Dopo l’Assemblea, al primo posto l’attenzione al socio

 

di Alberto Argentoni

 

La principale forza che si esercita sulla Terra è quella gravitazionale, che attira tutto verso il nucleo centrale. La principale forza che si esprime in Avis è l’attenzione verso l’ammalato e il socio, che spinge a donare il proprio sangue, il proprio tempo, il proprio entusiasmo.

È questa la valutazione che ci sentiamo di fare al termine dell’Assemblea Nazionale di Lecce. Un’Assemblea che è stata intensa e partecipata anche grazie a un’organizzazione efficiente e ospitale.

L’attenzione all’ammalato si è concretizzata in un forte richiamo alla corresponsabilità tra i tre pilastri del Sistema trasfusionale: Istituzioni, professionisti e volontariato. Un sistema essenziale e strategico da rimettere al centro dell’organizzazione sanitaria per indifferibili scelte politiche e amministrative. Se manca una programmazione unitaria, calano le risorse e rischia di venir meno il supporto dell’associazionismo nella promozione del dono e gestione dei donatori, mettendo a rischio l’autosufficienza nazionale, sia quella in globuli rossi già ottenuta sia quella in plasmaderivati da raggiungere. Il messaggio è stato quello di intervenire sui decisori politici per coinvolgerli e rimotivarli. AVIS ha un peso strategico in questo compito e per esercitarlo nel modo più efficace possibile deve predisporre un piano di comunicazione istituzionale a partire da un’analisi autorevole degli scenari futuri e degli obiettivi fondamentali del sistema.
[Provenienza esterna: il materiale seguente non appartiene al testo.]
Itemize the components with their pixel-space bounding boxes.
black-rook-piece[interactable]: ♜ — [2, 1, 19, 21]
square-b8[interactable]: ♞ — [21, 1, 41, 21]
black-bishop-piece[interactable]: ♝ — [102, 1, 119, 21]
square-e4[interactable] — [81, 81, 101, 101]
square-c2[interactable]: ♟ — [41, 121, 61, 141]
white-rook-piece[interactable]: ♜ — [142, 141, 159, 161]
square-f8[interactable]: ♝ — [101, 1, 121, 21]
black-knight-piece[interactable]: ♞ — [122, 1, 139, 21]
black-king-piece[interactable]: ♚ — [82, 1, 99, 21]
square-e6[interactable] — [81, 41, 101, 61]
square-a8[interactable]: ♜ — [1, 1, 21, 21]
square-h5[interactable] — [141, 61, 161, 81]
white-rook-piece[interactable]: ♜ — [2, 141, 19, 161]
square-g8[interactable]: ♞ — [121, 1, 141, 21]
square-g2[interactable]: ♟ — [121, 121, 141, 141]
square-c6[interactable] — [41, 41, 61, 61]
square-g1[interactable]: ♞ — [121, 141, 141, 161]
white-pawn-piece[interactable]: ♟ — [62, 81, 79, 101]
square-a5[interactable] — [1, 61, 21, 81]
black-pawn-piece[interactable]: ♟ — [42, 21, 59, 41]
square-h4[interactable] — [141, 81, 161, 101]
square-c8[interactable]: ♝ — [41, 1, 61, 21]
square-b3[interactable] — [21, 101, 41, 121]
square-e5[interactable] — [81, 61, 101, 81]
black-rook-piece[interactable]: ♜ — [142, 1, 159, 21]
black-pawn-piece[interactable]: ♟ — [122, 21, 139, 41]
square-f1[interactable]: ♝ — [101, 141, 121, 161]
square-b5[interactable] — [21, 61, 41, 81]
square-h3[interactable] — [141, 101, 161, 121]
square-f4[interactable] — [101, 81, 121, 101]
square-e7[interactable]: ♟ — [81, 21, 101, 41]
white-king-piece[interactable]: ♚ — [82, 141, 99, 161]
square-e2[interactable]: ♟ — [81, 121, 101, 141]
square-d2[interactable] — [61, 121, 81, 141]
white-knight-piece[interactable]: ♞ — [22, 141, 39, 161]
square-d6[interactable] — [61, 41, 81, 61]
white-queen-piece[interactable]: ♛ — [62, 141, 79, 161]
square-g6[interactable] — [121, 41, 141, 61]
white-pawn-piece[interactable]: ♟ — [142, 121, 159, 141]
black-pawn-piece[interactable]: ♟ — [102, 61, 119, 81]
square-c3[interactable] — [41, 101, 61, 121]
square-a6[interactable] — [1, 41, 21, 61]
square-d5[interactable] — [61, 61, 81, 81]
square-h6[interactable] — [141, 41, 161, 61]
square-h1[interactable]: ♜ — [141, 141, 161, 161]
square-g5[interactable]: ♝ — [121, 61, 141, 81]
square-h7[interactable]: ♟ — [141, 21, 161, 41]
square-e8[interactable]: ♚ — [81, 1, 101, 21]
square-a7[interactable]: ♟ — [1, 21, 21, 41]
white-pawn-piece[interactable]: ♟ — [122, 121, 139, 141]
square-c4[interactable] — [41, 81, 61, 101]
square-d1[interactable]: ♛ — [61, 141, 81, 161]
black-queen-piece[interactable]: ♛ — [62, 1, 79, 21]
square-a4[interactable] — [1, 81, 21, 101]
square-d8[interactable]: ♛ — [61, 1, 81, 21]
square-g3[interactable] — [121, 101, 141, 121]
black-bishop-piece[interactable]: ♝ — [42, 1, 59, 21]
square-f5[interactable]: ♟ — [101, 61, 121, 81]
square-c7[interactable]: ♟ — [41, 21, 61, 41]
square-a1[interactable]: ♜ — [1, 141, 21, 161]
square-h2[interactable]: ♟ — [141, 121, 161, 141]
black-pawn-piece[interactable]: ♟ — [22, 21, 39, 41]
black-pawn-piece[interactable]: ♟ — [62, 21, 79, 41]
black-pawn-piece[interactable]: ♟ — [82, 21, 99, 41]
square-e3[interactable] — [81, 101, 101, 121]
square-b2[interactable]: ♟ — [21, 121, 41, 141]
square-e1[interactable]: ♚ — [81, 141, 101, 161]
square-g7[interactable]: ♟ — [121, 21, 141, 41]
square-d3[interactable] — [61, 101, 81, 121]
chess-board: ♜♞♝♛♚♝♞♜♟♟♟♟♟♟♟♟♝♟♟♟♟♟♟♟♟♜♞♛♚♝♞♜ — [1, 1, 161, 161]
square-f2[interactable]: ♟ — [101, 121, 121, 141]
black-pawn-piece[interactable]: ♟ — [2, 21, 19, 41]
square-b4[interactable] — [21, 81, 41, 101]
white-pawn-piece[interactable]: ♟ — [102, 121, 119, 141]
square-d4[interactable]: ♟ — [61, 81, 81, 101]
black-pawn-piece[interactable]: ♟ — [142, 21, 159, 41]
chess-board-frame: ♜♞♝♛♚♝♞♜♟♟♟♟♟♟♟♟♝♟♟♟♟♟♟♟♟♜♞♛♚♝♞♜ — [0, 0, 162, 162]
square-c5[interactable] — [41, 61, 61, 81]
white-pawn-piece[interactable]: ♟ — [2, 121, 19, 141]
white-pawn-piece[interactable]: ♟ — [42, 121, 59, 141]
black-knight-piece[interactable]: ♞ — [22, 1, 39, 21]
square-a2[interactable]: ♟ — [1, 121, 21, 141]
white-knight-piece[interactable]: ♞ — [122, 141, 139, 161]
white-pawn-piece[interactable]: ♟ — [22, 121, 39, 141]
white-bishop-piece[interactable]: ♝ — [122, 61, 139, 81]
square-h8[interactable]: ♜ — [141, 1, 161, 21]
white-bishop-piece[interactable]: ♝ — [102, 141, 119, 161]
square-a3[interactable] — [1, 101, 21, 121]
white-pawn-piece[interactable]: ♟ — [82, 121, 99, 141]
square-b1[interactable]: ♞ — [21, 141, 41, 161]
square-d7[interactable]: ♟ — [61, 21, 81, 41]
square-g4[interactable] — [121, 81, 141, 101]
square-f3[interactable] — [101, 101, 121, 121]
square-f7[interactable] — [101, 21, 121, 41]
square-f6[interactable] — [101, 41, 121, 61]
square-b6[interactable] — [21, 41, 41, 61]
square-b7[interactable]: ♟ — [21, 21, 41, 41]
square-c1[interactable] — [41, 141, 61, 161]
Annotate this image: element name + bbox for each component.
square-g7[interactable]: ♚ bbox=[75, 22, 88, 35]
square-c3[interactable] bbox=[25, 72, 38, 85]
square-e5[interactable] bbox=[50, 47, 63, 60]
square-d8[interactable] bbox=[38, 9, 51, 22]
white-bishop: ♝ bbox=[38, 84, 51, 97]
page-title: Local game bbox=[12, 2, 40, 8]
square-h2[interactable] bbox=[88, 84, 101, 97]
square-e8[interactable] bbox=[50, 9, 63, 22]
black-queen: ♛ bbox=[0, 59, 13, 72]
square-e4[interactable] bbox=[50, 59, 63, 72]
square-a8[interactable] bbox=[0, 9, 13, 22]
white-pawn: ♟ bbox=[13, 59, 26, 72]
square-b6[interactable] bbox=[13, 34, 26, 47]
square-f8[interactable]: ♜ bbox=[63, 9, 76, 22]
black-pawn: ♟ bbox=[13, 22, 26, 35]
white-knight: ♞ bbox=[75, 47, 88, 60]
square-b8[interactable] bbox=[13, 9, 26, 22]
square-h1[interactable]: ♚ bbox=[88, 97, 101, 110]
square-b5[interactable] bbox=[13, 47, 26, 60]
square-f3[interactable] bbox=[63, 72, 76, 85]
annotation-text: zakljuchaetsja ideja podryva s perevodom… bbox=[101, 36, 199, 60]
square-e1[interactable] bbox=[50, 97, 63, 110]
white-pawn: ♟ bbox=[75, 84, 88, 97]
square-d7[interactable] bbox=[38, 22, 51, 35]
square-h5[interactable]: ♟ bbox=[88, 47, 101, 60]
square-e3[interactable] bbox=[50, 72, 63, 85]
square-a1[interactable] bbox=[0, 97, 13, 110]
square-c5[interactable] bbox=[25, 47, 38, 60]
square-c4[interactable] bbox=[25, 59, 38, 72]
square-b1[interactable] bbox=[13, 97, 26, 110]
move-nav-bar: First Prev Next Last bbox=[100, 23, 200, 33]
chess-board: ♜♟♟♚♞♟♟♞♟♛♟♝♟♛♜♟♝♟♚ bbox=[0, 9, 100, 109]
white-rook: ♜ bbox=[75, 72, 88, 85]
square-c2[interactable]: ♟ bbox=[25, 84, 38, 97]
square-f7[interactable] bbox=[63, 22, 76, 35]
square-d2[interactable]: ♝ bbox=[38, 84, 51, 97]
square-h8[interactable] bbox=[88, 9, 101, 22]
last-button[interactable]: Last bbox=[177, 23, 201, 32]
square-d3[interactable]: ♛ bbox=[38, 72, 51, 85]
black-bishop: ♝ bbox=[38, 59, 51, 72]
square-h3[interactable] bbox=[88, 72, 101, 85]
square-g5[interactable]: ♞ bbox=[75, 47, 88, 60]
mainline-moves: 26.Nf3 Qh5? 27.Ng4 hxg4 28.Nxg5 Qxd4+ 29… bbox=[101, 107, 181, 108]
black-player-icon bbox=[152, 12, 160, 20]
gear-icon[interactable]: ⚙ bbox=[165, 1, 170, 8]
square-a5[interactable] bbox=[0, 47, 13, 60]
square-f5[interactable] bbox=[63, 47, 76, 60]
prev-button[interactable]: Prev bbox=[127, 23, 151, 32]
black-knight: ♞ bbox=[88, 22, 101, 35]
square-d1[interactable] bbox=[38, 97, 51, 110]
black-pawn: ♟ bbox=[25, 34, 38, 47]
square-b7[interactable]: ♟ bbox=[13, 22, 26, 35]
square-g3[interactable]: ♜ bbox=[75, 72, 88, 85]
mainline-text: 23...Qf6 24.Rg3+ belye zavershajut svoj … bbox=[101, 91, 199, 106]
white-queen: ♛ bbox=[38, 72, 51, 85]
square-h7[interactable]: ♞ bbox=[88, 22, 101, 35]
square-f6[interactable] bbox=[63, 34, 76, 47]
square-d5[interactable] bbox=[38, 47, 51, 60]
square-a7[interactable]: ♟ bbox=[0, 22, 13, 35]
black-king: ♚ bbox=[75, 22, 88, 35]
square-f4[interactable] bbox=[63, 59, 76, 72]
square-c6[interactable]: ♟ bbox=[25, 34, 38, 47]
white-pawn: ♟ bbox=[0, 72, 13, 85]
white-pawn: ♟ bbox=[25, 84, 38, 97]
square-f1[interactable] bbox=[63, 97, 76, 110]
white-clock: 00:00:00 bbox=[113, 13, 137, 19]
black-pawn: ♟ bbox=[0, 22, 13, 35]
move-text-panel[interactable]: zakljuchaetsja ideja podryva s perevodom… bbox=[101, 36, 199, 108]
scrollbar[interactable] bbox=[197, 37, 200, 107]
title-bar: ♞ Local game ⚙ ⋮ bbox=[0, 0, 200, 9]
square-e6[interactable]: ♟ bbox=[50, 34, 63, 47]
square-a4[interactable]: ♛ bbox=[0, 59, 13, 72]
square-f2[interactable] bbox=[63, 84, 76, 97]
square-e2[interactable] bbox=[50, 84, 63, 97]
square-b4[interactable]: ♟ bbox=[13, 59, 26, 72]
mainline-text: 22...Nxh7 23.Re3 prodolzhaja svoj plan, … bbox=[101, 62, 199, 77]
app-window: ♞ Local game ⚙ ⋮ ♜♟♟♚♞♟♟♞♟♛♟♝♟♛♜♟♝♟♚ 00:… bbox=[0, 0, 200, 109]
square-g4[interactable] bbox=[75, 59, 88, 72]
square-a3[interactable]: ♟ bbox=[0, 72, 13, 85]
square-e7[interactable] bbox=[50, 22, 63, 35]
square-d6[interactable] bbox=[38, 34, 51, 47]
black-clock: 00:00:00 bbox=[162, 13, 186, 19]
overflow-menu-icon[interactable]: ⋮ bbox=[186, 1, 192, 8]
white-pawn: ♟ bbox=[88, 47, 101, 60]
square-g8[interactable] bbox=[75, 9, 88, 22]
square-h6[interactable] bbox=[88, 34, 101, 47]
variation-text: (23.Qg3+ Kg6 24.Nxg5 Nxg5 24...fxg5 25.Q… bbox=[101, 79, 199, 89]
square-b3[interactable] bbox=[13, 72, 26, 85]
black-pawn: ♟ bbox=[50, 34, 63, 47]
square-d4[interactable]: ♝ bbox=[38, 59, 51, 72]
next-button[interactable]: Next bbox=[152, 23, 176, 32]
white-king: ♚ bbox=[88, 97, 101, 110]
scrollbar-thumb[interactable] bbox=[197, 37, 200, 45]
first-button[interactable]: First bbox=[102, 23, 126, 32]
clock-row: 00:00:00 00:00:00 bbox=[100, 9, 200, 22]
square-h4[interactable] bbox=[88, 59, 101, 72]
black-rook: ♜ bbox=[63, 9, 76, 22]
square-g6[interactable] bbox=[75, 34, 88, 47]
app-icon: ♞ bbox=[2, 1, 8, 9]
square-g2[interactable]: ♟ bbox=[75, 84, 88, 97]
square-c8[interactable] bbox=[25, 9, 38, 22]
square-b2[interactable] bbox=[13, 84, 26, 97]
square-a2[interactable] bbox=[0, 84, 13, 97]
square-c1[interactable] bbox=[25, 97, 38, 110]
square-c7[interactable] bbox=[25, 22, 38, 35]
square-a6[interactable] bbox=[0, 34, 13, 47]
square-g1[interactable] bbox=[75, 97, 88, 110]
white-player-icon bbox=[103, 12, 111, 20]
L’attenzione al socio si è rilevata nella volontà di garantire l’unitarietà dell’associazione e la partecipazione del socio a tutti i livelli della sua vita democratica. Non basta prevedere una struttura associativa coerente con le articolazioni del territorio e la regionalizzazione della sanità, rivolta al perseguimento di obiettivi unitari. Senza la partecipazione del socio, l’associazione perde relazioni, confronto, opportunità e creatività. Si snatura e resta solo una organizzazione più o meno efficiente.
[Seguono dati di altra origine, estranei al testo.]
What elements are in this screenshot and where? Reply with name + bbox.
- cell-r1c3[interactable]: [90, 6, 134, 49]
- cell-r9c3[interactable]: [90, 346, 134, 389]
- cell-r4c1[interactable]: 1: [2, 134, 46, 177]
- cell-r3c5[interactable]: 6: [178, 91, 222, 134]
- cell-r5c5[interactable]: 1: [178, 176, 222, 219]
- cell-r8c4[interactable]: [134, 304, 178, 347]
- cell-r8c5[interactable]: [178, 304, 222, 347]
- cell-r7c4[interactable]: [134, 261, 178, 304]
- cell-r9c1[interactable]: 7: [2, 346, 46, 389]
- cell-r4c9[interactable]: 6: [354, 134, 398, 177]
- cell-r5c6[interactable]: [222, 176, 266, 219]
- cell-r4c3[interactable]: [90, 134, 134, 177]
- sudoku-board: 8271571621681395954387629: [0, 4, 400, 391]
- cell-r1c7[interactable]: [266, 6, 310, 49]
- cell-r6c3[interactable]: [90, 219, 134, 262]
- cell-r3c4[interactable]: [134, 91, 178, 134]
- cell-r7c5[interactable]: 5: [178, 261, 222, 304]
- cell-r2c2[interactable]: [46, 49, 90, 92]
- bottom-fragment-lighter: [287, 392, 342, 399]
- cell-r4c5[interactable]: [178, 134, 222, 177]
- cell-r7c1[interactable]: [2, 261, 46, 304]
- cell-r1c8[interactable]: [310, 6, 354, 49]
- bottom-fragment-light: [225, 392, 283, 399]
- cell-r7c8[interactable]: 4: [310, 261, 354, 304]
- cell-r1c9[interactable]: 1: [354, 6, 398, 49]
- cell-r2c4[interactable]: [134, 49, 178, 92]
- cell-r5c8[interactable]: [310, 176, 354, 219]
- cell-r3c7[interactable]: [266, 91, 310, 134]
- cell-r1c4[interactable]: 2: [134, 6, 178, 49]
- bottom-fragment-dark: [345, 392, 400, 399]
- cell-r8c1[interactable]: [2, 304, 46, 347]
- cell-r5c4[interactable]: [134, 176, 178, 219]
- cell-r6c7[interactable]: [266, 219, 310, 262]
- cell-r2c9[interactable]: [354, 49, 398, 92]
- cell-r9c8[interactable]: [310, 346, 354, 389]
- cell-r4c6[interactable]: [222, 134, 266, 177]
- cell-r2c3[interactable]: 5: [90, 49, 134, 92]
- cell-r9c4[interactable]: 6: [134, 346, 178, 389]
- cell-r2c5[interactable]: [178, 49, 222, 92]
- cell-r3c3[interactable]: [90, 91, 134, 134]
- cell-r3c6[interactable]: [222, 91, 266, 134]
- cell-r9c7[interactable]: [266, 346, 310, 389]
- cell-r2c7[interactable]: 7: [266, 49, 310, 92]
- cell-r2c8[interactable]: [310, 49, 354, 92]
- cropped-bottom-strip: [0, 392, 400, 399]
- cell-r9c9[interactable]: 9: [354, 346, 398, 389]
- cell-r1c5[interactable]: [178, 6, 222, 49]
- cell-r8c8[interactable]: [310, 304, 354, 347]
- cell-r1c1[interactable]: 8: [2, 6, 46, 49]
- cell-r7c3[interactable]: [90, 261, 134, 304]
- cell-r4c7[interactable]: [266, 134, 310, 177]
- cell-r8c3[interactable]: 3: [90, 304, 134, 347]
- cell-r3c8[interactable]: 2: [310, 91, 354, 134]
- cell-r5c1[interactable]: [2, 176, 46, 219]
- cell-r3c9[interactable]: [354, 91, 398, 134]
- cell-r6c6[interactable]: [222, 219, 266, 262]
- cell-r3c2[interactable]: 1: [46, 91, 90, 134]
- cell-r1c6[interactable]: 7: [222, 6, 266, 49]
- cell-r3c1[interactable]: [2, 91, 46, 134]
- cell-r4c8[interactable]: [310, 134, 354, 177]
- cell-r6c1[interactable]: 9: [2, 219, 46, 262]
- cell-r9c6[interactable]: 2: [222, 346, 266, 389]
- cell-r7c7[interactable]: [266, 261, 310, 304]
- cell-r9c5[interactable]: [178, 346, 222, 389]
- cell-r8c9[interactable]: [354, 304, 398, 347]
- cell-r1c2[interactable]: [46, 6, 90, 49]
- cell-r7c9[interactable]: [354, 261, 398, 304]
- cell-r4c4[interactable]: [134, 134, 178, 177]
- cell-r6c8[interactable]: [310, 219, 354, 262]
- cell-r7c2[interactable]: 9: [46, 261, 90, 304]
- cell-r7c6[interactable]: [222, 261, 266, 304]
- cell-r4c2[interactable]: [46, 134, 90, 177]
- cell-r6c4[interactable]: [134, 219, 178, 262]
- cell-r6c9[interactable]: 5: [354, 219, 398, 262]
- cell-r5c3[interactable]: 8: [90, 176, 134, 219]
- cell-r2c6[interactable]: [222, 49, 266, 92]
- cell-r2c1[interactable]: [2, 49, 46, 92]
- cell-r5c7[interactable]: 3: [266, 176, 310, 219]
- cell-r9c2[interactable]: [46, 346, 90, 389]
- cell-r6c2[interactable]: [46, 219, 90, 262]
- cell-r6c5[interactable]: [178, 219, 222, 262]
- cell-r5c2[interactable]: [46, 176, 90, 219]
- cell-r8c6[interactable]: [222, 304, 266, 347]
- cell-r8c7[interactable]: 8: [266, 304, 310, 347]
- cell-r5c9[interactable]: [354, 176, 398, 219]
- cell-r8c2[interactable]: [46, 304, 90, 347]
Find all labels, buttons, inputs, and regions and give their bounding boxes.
Infine, una riflessione sulle criticità emerse nella governance associativa: si tratta di un dibattito che rientra nella dialettica democratica, ma che deve essere condotto in modo da non danneggiare l’associazione.

La riforma dello statuto può aiutarci a trovare strumenti per gestire meglio alcuni aspetti interni, ma – più in generale – è necessario che prevalgano a tutti i livelli rispetto reciproco e chiarezza di obiettivi e programmi.

Siamo certi che sarà così: buon lavoro a tutti noi!